Step S3, SVM Experiment Training integrates target as the average low pressures of the N+1 month, by the prediction result of model output and the N+1 month Data compare to update model parameter.Next we extract 1) with 2) two kinds of strategies as short cycle and long period Typical case.Specific training set feature extraction rule is as follows:
1) the N-2-N month: BMI (weight/height square) that the height and weight for extracting user are converted to, gender, age; Individually be averaged N-2, N-1, the N month high pressure, low pressure, heart rate, medication situation;N-2, N-1, the N month per two weeks are averaged high pressure, low Pressure, heart rate, medication situation;Be averaged N-2, N-1, N March high pressure, low pressure, heart rate, medication situation.
2) the N-5-N month: BMI (weight/height square) that the height and weight for extracting user are converted to, gender, age; User is in the average high pressure of the N-5-N month list moon, low pressure, heart rate, medication situation;N-5-N per two weeks is averaged high pressure, low pressure, the heart Rate, situation of taking medicine;Quarter-yearly average high pressure, low pressure, heart rate, situation of taking medicine.
Step S4, it is as follows that SVM tests test set extracting rule:
1) the N-1-N+1 month: the corresponding training set N-2-N month, the BMI (weight/body that the height and weight for extracting user are converted to High square), gender, age;N-1, N, the N+1 month, individually averagely high pressure, low pressure, heart rate, N-1, N, the N+1 month per two weeks were flat Equal high pressure, low pressure, heart rate;Be averaged N-1, N, N+1 March high pressure, low pressure, heart rate.
2) the N-4-N+1 month: the corresponding training set N-5-N month, BMI (weight/height is converted by the height of user and weight Square), gender, age;Average high pressure, low pressure, heart rate, medication of the user in the N-4-N+1 month list moon;N-4-N+1 per two weeks Average high pressure, low pressure, heart rate, medication;Quarter-yearly average high pressure, low pressure, heart rate, medication.
Training set is input among lib-SVM model by step S5, does training until model convergence, Optimized model parameter.
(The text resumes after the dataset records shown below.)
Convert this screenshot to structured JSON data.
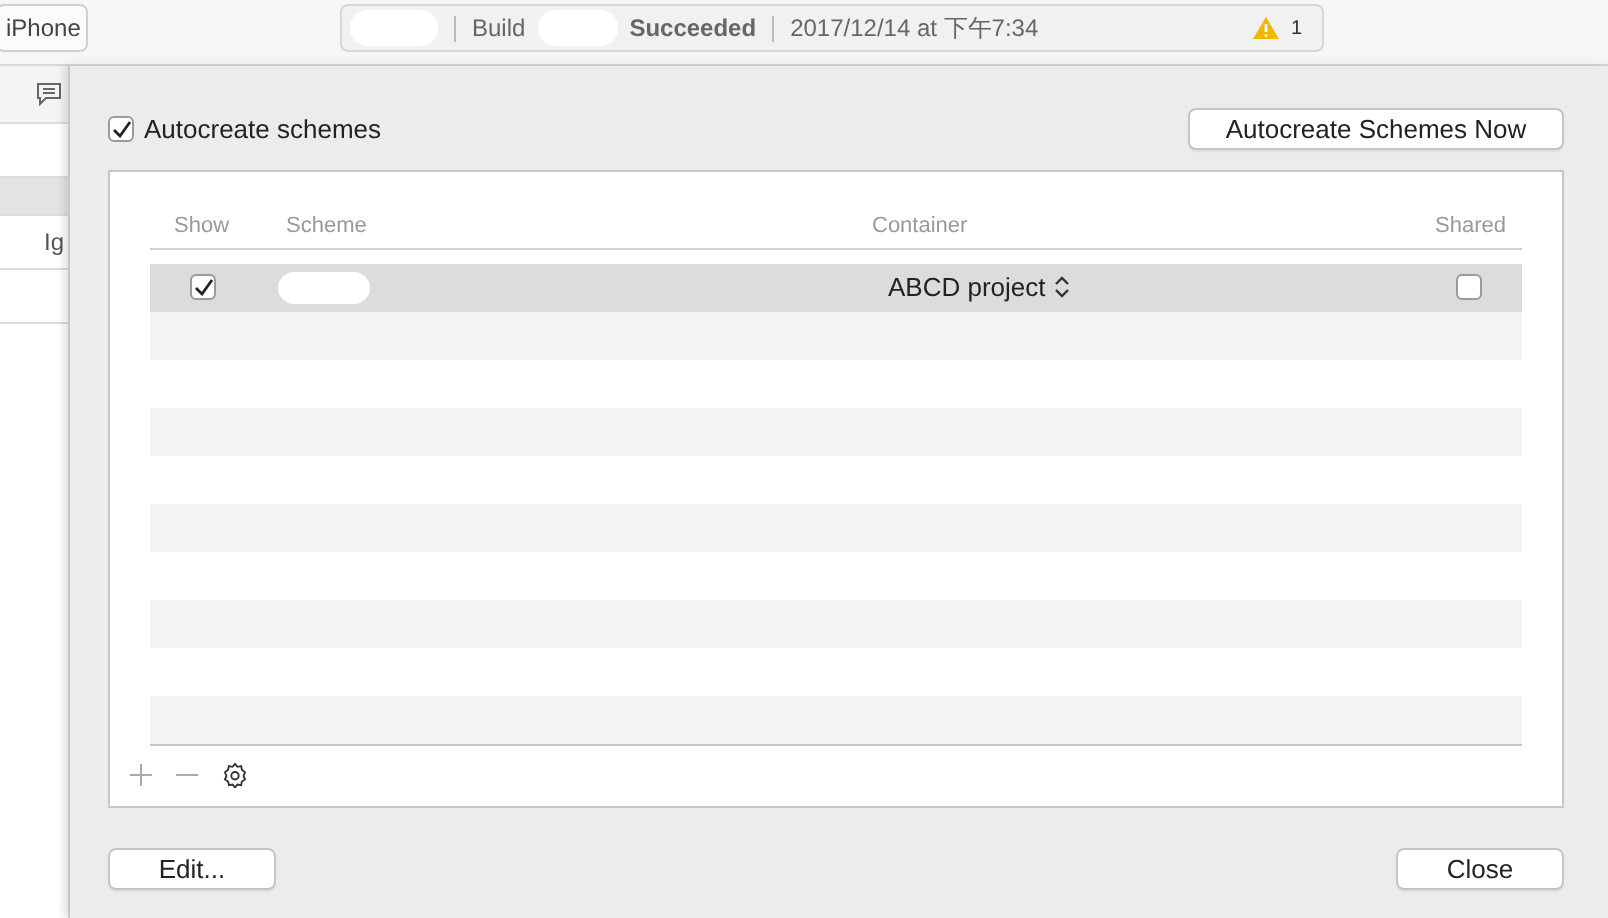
{
  "toolbar": {
    "device": "iPhone",
    "activity": {
      "action": "Build",
      "status": "Succeeded",
      "timestamp": "2017/12/14 at 下午7:34",
      "warning_count": "1"
    }
  },
  "background_sidebar": {
    "item_label": "Ig"
  },
  "sheet": {
    "autocreate": {
      "label": "Autocreate schemes",
      "checked": true
    },
    "autocreate_now_button": "Autocreate Schemes Now",
    "table": {
      "columns": [
        "Show",
        "Scheme",
        "Container",
        "Shared"
      ],
      "rows": [
        {
          "show": true,
          "container": "ABCD project",
          "shared": false,
          "selected": true
        }
      ]
    },
    "buttons": [
      "Edit...",
      "Close"
    ]
  }
}
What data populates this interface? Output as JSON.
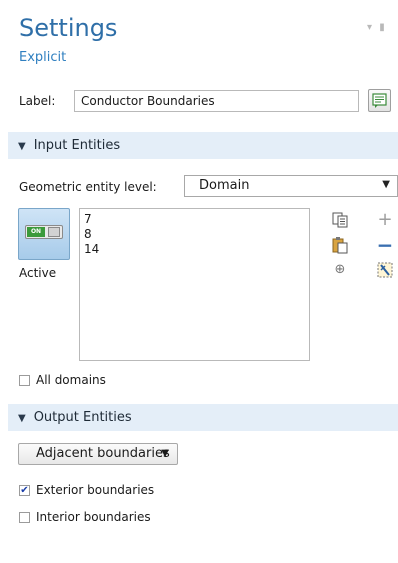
{
  "header": {
    "title": "Settings",
    "subtitle": "Explicit"
  },
  "label_field": {
    "label": "Label:",
    "value": "Conductor Boundaries"
  },
  "input_section": {
    "title": "Input Entities"
  },
  "geometric_level": {
    "label": "Geometric entity level:",
    "selected": "Domain"
  },
  "active_toggle": {
    "state_text": "ON",
    "label": "Active"
  },
  "selection_list": [
    "7",
    "8",
    "14"
  ],
  "all_domains": {
    "label": "All domains",
    "checked": false
  },
  "output_section": {
    "title": "Output Entities"
  },
  "output_type": {
    "selected": "Adjacent boundaries"
  },
  "exterior": {
    "label": "Exterior boundaries",
    "checked": true
  },
  "interior": {
    "label": "Interior boundaries",
    "checked": false
  },
  "colors": {
    "accent": "#2f6fa8",
    "section_bg": "#e4eef8",
    "plus_gray": "#9e9e9e",
    "minus_blue": "#3a6fb0"
  }
}
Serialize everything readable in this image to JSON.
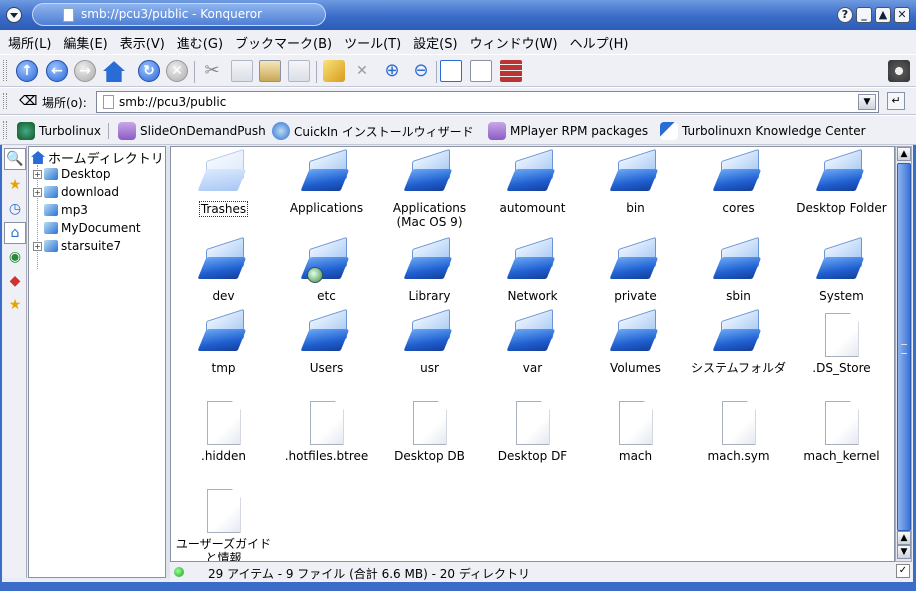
{
  "window": {
    "title": "smb://pcu3/public - Konqueror"
  },
  "menu": {
    "items": [
      "場所(L)",
      "編集(E)",
      "表示(V)",
      "進む(G)",
      "ブックマーク(B)",
      "ツール(T)",
      "設定(S)",
      "ウィンドウ(W)",
      "ヘルプ(H)"
    ]
  },
  "toolbar": {
    "icons": [
      "up-arrow-icon",
      "back-arrow-icon",
      "forward-arrow-icon",
      "home-icon",
      "reload-icon",
      "stop-icon",
      "cut-icon",
      "copy-icon",
      "paste-icon",
      "print-icon",
      "new-folder-icon",
      "delete-icon",
      "zoom-in-icon",
      "zoom-out-icon",
      "icon-view-icon",
      "list-view-icon",
      "firewall-icon"
    ]
  },
  "location": {
    "label": "場所(o):",
    "url": "smb://pcu3/public"
  },
  "bookmarks": [
    "Turbolinux",
    "SlideOnDemandPush",
    "CuickIn インストールウィザード",
    "MPlayer RPM packages",
    "Turbolinuxn Knowledge Center"
  ],
  "tree": {
    "root": "ホームディレクトリ",
    "nodes": [
      {
        "label": "Desktop",
        "expandable": true
      },
      {
        "label": "download",
        "expandable": true
      },
      {
        "label": "mp3",
        "expandable": false
      },
      {
        "label": "MyDocument",
        "expandable": false
      },
      {
        "label": "starsuite7",
        "expandable": true
      }
    ]
  },
  "files": [
    {
      "name": "Trashes",
      "kind": "folder-ghost",
      "selected": true
    },
    {
      "name": "Applications",
      "kind": "folder"
    },
    {
      "name": "Applications (Mac OS 9)",
      "kind": "folder"
    },
    {
      "name": "automount",
      "kind": "folder"
    },
    {
      "name": "bin",
      "kind": "folder"
    },
    {
      "name": "cores",
      "kind": "folder"
    },
    {
      "name": "Desktop Folder",
      "kind": "folder"
    },
    {
      "name": "dev",
      "kind": "folder"
    },
    {
      "name": "etc",
      "kind": "folder-link"
    },
    {
      "name": "Library",
      "kind": "folder"
    },
    {
      "name": "Network",
      "kind": "folder"
    },
    {
      "name": "private",
      "kind": "folder"
    },
    {
      "name": "sbin",
      "kind": "folder"
    },
    {
      "name": "System",
      "kind": "folder"
    },
    {
      "name": "tmp",
      "kind": "folder"
    },
    {
      "name": "Users",
      "kind": "folder"
    },
    {
      "name": "usr",
      "kind": "folder"
    },
    {
      "name": "var",
      "kind": "folder"
    },
    {
      "name": "Volumes",
      "kind": "folder"
    },
    {
      "name": "システムフォルダ",
      "kind": "folder"
    },
    {
      "name": ".DS_Store",
      "kind": "document"
    },
    {
      "name": ".hidden",
      "kind": "document"
    },
    {
      "name": ".hotfiles.btree",
      "kind": "document"
    },
    {
      "name": "Desktop DB",
      "kind": "document"
    },
    {
      "name": "Desktop DF",
      "kind": "document"
    },
    {
      "name": "mach",
      "kind": "document"
    },
    {
      "name": "mach.sym",
      "kind": "document"
    },
    {
      "name": "mach_kernel",
      "kind": "document"
    },
    {
      "name": "ユーザーズガイドと情報",
      "kind": "document"
    }
  ],
  "status": {
    "text": "29 アイテム - 9 ファイル (合計 6.6 MB) - 20 ディレクトリ"
  }
}
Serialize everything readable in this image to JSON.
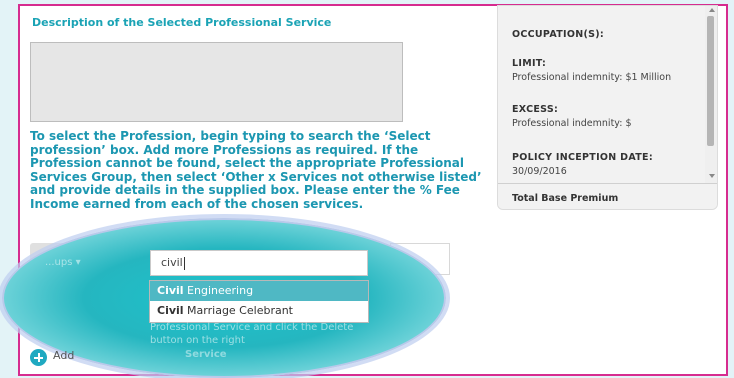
{
  "section": {
    "title": "Description of the Selected Professional Service"
  },
  "instructions": "To select the Profession, begin typing to search the ‘Select profession’ box. Add more Professions as required. If the Profession cannot be found, select the appropriate Professional Services Group, then select ‘Other x Services not otherwise listed’ and provide details in the supplied box. Please enter the % Fee Income earned from each of the chosen services.",
  "sidebar": {
    "occupation_label": "OCCUPATION(S):",
    "limit_label": "LIMIT:",
    "limit_value": "Professional indemnity: $1 Million",
    "excess_label": "EXCESS:",
    "excess_value": "Professional indemnity: $",
    "inception_label": "POLICY INCEPTION DATE:",
    "inception_value": "30/09/2016",
    "footer_label": "Total Base Premium"
  },
  "profession_search": {
    "value": "civil",
    "group_button_partial": "...ups ▾"
  },
  "suggestions": [
    {
      "match": "Civil",
      "rest": " Engineering"
    },
    {
      "match": "Civil",
      "rest": " Marriage Celebrant"
    }
  ],
  "hint": {
    "line1": "Professional Service and click the Delete",
    "line2": "button on the right",
    "line3": "Service"
  },
  "add_link": {
    "label": "Add"
  },
  "colors": {
    "accent": "#1c97b1",
    "frame_border": "#d62c8f",
    "overlay": "#1ec3cc"
  }
}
I.e. exportable prediction result in trained model is input the feature into, and compared with test set target, obtains what low pressure returned Mean error.
SVM model construction is as follows:
Firstly, defining the function interval of hyperplane (w, b) about training datasetAre as follows:
Wherein, x is characteristic, and y is target data;
Therefore largest interval classifier objective function can be with is defined as:
It is further rewritten as:
Wherein, n is number of samples, yiIndicate the target data of i-th of sample, xiIndicate the characteristic of i-th of sample;
Objective function can be merged by Lagrangian method later with restrictive condition, be rewritten into general convex optimization Problem is in order to calculating.It, can be by this hyperplane according to the available optimum regression hyperplane of this objective function Row prediction.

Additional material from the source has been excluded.